Sri Lanka has reaffirmed its commitment to strengthening its national security and countering terrorism financing with renewed focus on Targeted Financial Sanctions (TFS), according to media reports quoting the Ministry of Defence. Sri Lanka’s compliance with the implementation of the TFS is in line with UN Security Council Resolutions, we are told. The irony of the aforementioned government announcement, which has come close on the heels of the seventh anniversary of the Easter Sunday terror attacks, may not have been lost on political observers.

The targeted financial sanctions, imposed on individuals and organisations suspected of involvement in terrorism or the financing of terrorism, include freezing assets, limiting access to financial systems and preventing designated persons or entities from conducting any form of financial activity within the country. Once a designation is published through a Gazette notification, a legally binding freezing order comes into effect. This results in the immediate freezing of bank accounts and restrictions on the use, transfer, sale, or leasing of movable and immovable assets, including property, vehicles, jewellery, and other valuables.

Eliminating the scourge of terrorism financing is a prerequisite for the success of any anti-terror campaign. Hence, the focus of all operations to defeat terrorism is on following the money trail, which is a forensic investigation technique used to trace financial transactions from their origin to the final destination, uncovering corruption, money laundering, or terrorism. In the case of the Easter Sunday terror strikes, it was not difficult to find out who had funded the National Thowheed Jamaath (NTJ) terror campaign. Sri Lankan investigators and the Federal Bureau of Investigation (FBI) of the US confirmed that the Ibrahim family, two of whose members carried out suicide bomb attacks, had financed the TNJ terror project.

The JVP-NPP government has drawn criticism from its political opponents for shielding the head of the Ibrahim family, Mohamed Ibrahim, who was a JVP National List nominee in 2015. Taking exception to the release of the assets seized from the residence of a suspect in the Easter Sunday terror strikes, the Opposition politicians have called for confiscating the wealth of the Ibrahim family and using it to compensate the victims of the Easter Sunday terror attacks. Interestingly, former President Maithripala Sirisena, ex-Defence Secretary Hemasiri Fernando, former IGP Pujith Jayasundara, former State Intelligence Service Chief Nilantha Jayawardena, and ex-State National Intelligence Service Chief Sisira Mendis have paid compensation to the Easter carnage victims, as per a Supreme Court order, for their failure to prevent the terror attacks.
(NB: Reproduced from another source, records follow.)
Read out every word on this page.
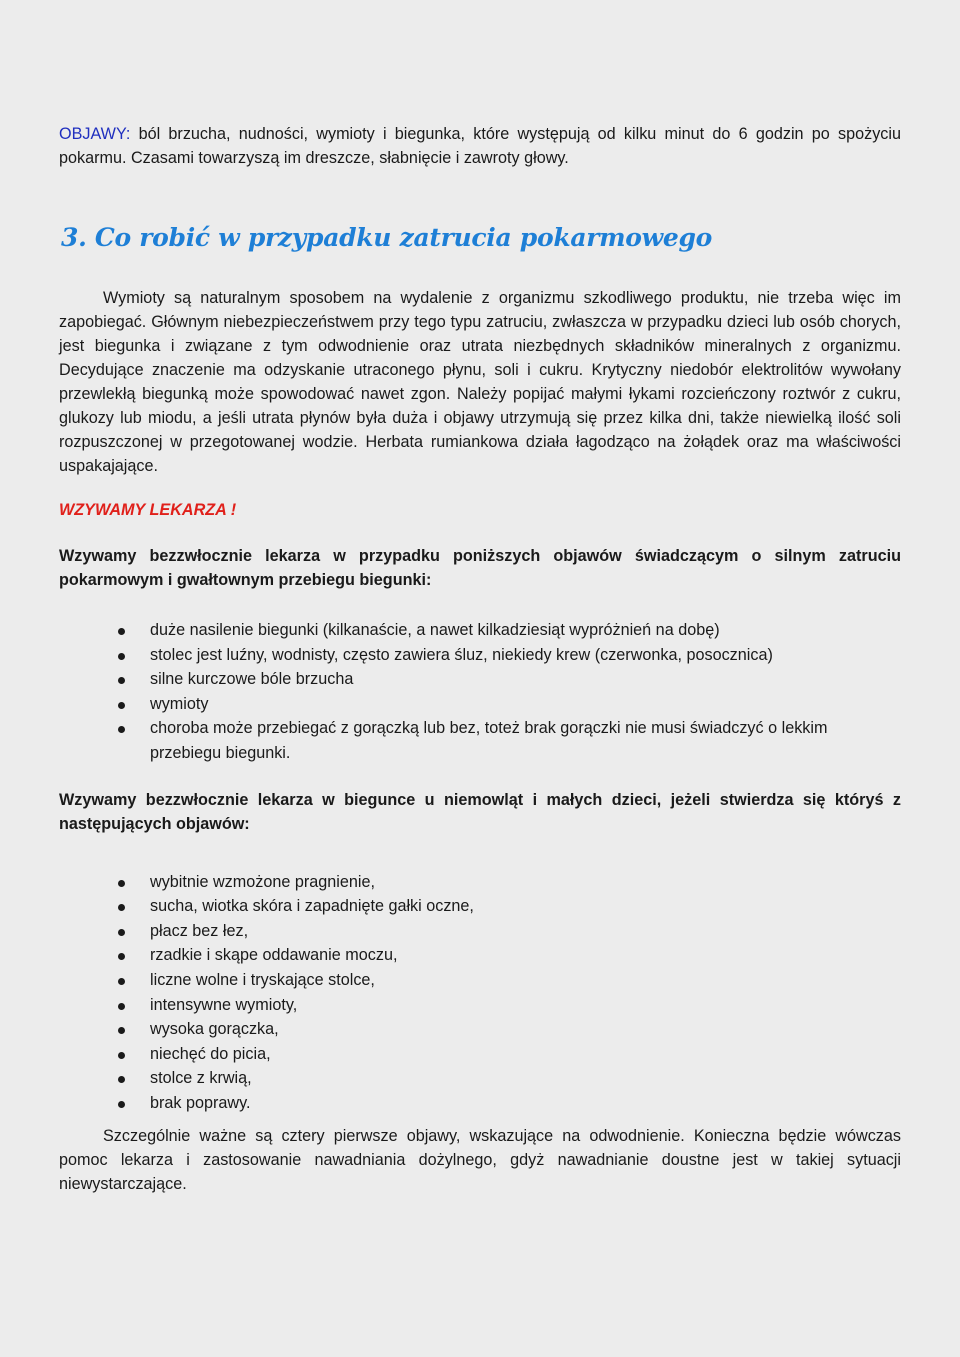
OBJAWY: ból brzucha, nudności, wymioty i biegunka, które występują od kilku minut do 6 godzin po spożyciu pokarmu. Czasami towarzyszą im dreszcze, słabnięcie i zawroty głowy.

3. Co robić w przypadku zatrucia pokarmowego

Wymioty są naturalnym sposobem na wydalenie z organizmu szkodliwego produktu, nie trzeba więc im zapobiegać. Głównym niebezpieczeństwem przy tego typu zatruciu, zwłaszcza w przypadku dzieci lub osób chorych, jest biegunka i związane z tym odwodnienie oraz utrata niezbędnych składników mineralnych z organizmu. Decydujące znaczenie ma odzyskanie utraconego płynu, soli i cukru. Krytyczny niedobór elektrolitów wywołany przewlekłą biegunką może spowodować nawet zgon. Należy popijać małymi łykami rozcieńczony roztwór z cukru, glukozy lub miodu, a jeśli utrata płynów była duża i objawy utrzymują się przez kilka dni, także niewielką ilość soli rozpuszczonej w przegotowanej wodzie. Herbata rumiankowa działa łagodząco na żołądek oraz ma właściwości uspakajające.

WZYWAMY LEKARZA !

Wzywamy bezzwłocznie lekarza w przypadku poniższych objawów świadczącym o silnym zatruciu pokarmowym i gwałtownym przebiegu biegunki:

duże nasilenie biegunki (kilkanaście, a nawet kilkadziesiąt wypróżnień na dobę)
stolec jest luźny, wodnisty, często zawiera śluz, niekiedy krew (czerwonka, posocznica)
silne kurczowe bóle brzucha
wymioty
choroba może przebiegać z gorączką lub bez, toteż brak gorączki nie musi świadczyć o lekkim przebiegu biegunki.

Wzywamy bezzwłocznie lekarza w biegunce u niemowląt i małych dzieci, jeżeli stwierdza się któryś z następujących objawów:

wybitnie wzmożone pragnienie,
sucha, wiotka skóra i zapadnięte gałki oczne,
płacz bez łez,
rzadkie i skąpe oddawanie moczu,
liczne wolne i tryskające stolce,
intensywne wymioty,
wysoka gorączka,
niechęć do picia,
stolce z krwią,
brak poprawy.

Szczególnie ważne są cztery pierwsze objawy, wskazujące na odwodnienie. Konieczna będzie wówczas pomoc lekarza i zastosowanie nawadniania dożylnego, gdyż nawadnianie doustne jest w takiej sytuacji niewystarczające.
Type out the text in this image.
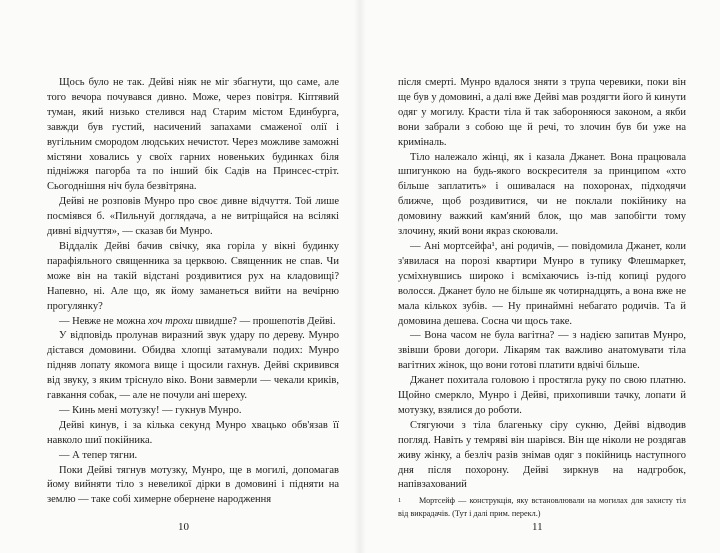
Щось було не так. Дейві ніяк не міг збагнути, що саме, але того вечора почувався дивно. Може, через повітря. Кіптявий туман, який низько стелився над Старим містом Единбурга, завжди був густий, насичений запахами смаженої олії і вугільним смородом людських нечистот. Через можливе заможні містяни ховались у своїх гарних новеньких будинках біля підніжжя пагорба та по інший бік Садів на Принсес-стріт. Сьогоднішня ніч була безвітряна.

Дейві не розповів Мунро про своє дивне відчуття. Той лише посміявся б. «Пильнуй доглядача, а не витріщайся на всілякі дивні відчуття», — сказав би Мунро.

Віддалік Дейві бачив свічку, яка горіла у вікні будинку парафіяльного священника за церквою. Священник не спав. Чи може він на такій відстані роздивитися рух на кладовищі? Напевно, ні. Але що, як йому заманеться вийти на вечірню прогулянку?

— Невже не можна хоч трохи швидше? — прошепотів Дейві.

У відповідь пролунав виразний звук удару по дереву. Мунро дістався домовини. Обидва хлопці затамували подих: Мунро підняв лопату якомога вище і щосили гахнув. Дейві скривився від звуку, з яким тріснуло віко. Вони завмерли — чекали криків, гавкання собак, — але не почули ані шереху.

— Кинь мені мотузку! — гукнув Мунро.

Дейві кинув, і за кілька секунд Мунро хвацько обв'язав її навколо шиї покійника.

— А тепер тягни.

Поки Дейві тягнув мотузку, Мунро, ще в могилі, допомагав йому вийняти тіло з невеликої дірки в домовині і підняти на землю — таке собі химерне обернене народження

після смерті. Мунро вдалося зняти з трупа черевики, поки він ще був у домовині, а далі вже Дейві мав роздягти його й кинути одяг у могилу. Красти тіла й так забороняюся законом, а якби вони забрали з собою ще й речі, то злочин був би уже на криміналь.

Тіло належало жінці, як і казала Джанет. Вона працювала шпигункою на будь-якого воскресителя за принципом «хто більше заплатить» і ошивалася на похоронах, підходячи ближче, щоб роздивитися, чи не поклали покійнику на домовину важкий кам'яний блок, що мав запобігти тому злочину, який вони якраз скоювали.

— Ані мортсейфа¹, ані родичів, — повідомила Джанет, коли з'явилася на порозі квартири Мунро в тупику Флешмаркет, усміхнувшись широко і всміхаючись із-під копиці рудого волосся. Джанет було не більше як чотирнадцять, а вона вже не мала кількох зубів. — Ну принаймні небагато родичів. Та й домовина дешева. Сосна чи щось таке.

— Вона часом не була вагітна? — з надією запитав Мунро, звівши брови догори. Лікарям так важливо анатомувати тіла вагітних жінок, що вони готові платити вдвічі більше.

Джанет похитала головою і простягла руку по свою платню. Щойно смеркло, Мунро і Дейві, прихопивши тачку, лопати й мотузку, взялися до роботи.

Стягуючи з тіла благеньку сіру сукню, Дейві відводив погляд. Навіть у темряві він шарівся. Він ще ніколи не роздягав живу жінку, а безліч разів знімав одяг з покійниць наступного дня після похорону. Дейві зиркнув на надгробок, напівзахований

1 Мортсейф — конструкція, яку встановлювали на могилах для захисту тіл від викрадачів. (Тут і далі прим. перекл.)

10	11
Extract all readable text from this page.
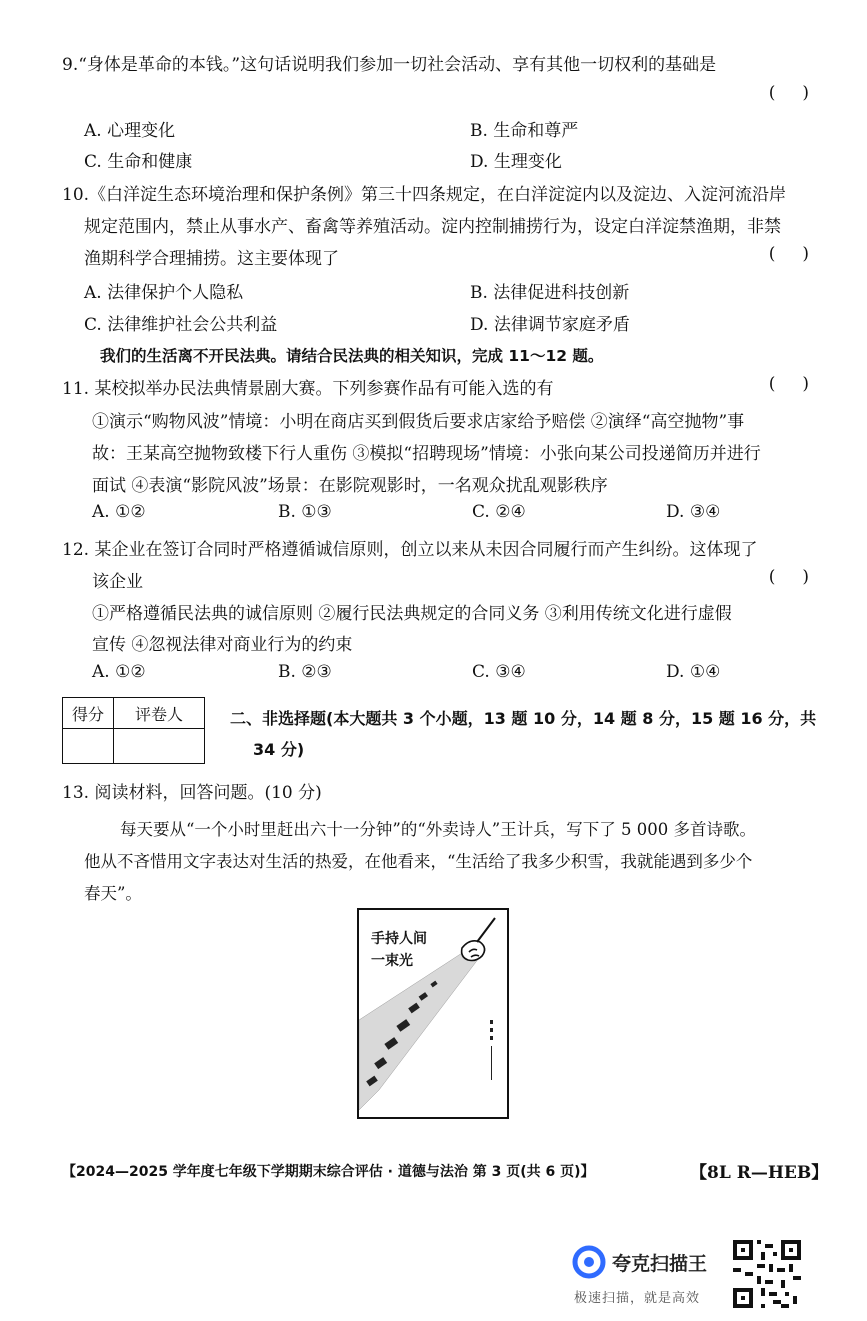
9.“身体是革命的本钱。”这句话说明我们参加一切社会活动、享有其他一切权利的基础是
(     )
A. 心理变化	B. 生命和尊严
C. 生命和健康	D. 生理变化
10.《白洋淀生态环境治理和保护条例》第三十四条规定，在白洋淀淀内以及淀边、入淀河流沿岸
规定范围内，禁止从事水产、畜禽等养殖活动。淀内控制捕捞行为，设定白洋淀禁渔期，非禁
渔期科学合理捕捞。这主要体现了	(     )
A. 法律保护个人隐私	B. 法律促进科技创新
C. 法律维护社会公共利益	D. 法律调节家庭矛盾
我们的生活离不开民法典。请结合民法典的相关知识，完成 11～12 题。
11. 某校拟举办民法典情景剧大赛。下列参赛作品有可能入选的有	(     )
①演示“购物风波”情境：小明在商店买到假货后要求店家给予赔偿 ②演绎“高空抛物”事
故：王某高空抛物致楼下行人重伤 ③模拟“招聘现场”情境：小张向某公司投递简历并进行
面试 ④表演“影院风波”场景：在影院观影时，一名观众扰乱观影秩序
A. ①②	B. ①③	C. ②④	D. ③④
12. 某企业在签订合同时严格遵循诚信原则，创立以来从未因合同履行而产生纠纷。这体现了
该企业	(     )
①严格遵循民法典的诚信原则 ②履行民法典规定的合同义务 ③利用传统文化进行虚假
宣传 ④忽视法律对商业行为的约束
A. ①②	B. ②③	C. ③④	D. ①④
得分	评卷人
		二、非选择题(本大题共 3 个小题，13 题 10 分，14 题 8 分，15 题 16 分，共
34 分)
13. 阅读材料，回答问题。(10 分)
每天要从“一个小时里赶出六十一分钟”的“外卖诗人”王计兵，写下了 5 000 多首诗歌。
他从不吝惜用文字表达对生活的热爱，在他看来，“生活给了我多少积雪，我就能遇到多少个
春天”。
手持人间
一束光
【2024—2025 学年度七年级下学期期末综合评估 · 道德与法治 第 3 页(共 6 页)】	【8L R—HEB】
夸克扫描王
极速扫描，就是高效
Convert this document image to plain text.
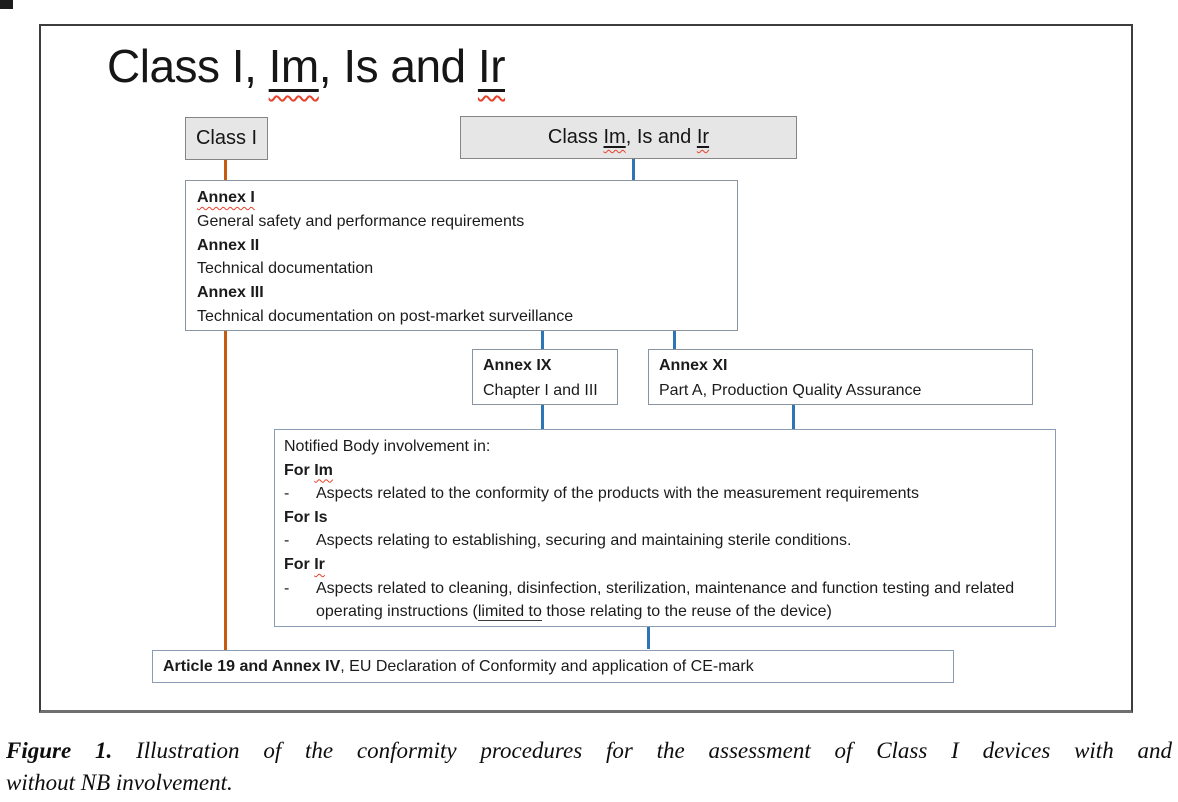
Class I, Im, Is and Ir
Class I	Class Im, Is and Ir
Annex I
General safety and performance requirements
Annex II
Technical documentation
Annex III
Technical documentation on post-market surveillance
Annex IX
Chapter I and III
Annex XI
Part A, Production Quality Assurance
Notified Body involvement in:
For Im
-	Aspects related to the conformity of the products with the measurement requirements
For Is
-	Aspects relating to establishing, securing and maintaining sterile conditions.
For Ir
-	Aspects related to cleaning, disinfection, sterilization, maintenance and function testing and related operating instructions (limited to those relating to the reuse of the device)
Article 19 and Annex IV, EU Declaration of Conformity and application of CE-mark
Figure 1. Illustration of the conformity procedures for the assessment of Class I devices with and
without NB involvement.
The offence of financing terrorism is no less serious than the act of carrying out terrorist attacks. There is reason to believe that the issue of financing the Easter Sunday terror campaign has not been probed properly. The need for a fresh investigation into this vital aspect of the carnage cannot be overstated. However, the incumbent dispensation cannot be expected to open a can of worms by ordering a probe into this issue, and therefore a future government will have to get to the bottom of it.

It must also be found out what has become of the assets of the other terrorist organisations which raised colossal amounts of funds in this country. The LTTE and the JVP carried out numerous robberies, including bank heists, and obtained protection money from many people. They also robbed money and gold jewellery from the public. There have been election promises to trace the overseas assets of former rulers, but no serious effort has been made to fulfil these pledges. Illegal assets stashed away overseas must be brought back. Curiously, no political party has pledged to trace the missing assets of the former terrorist groups.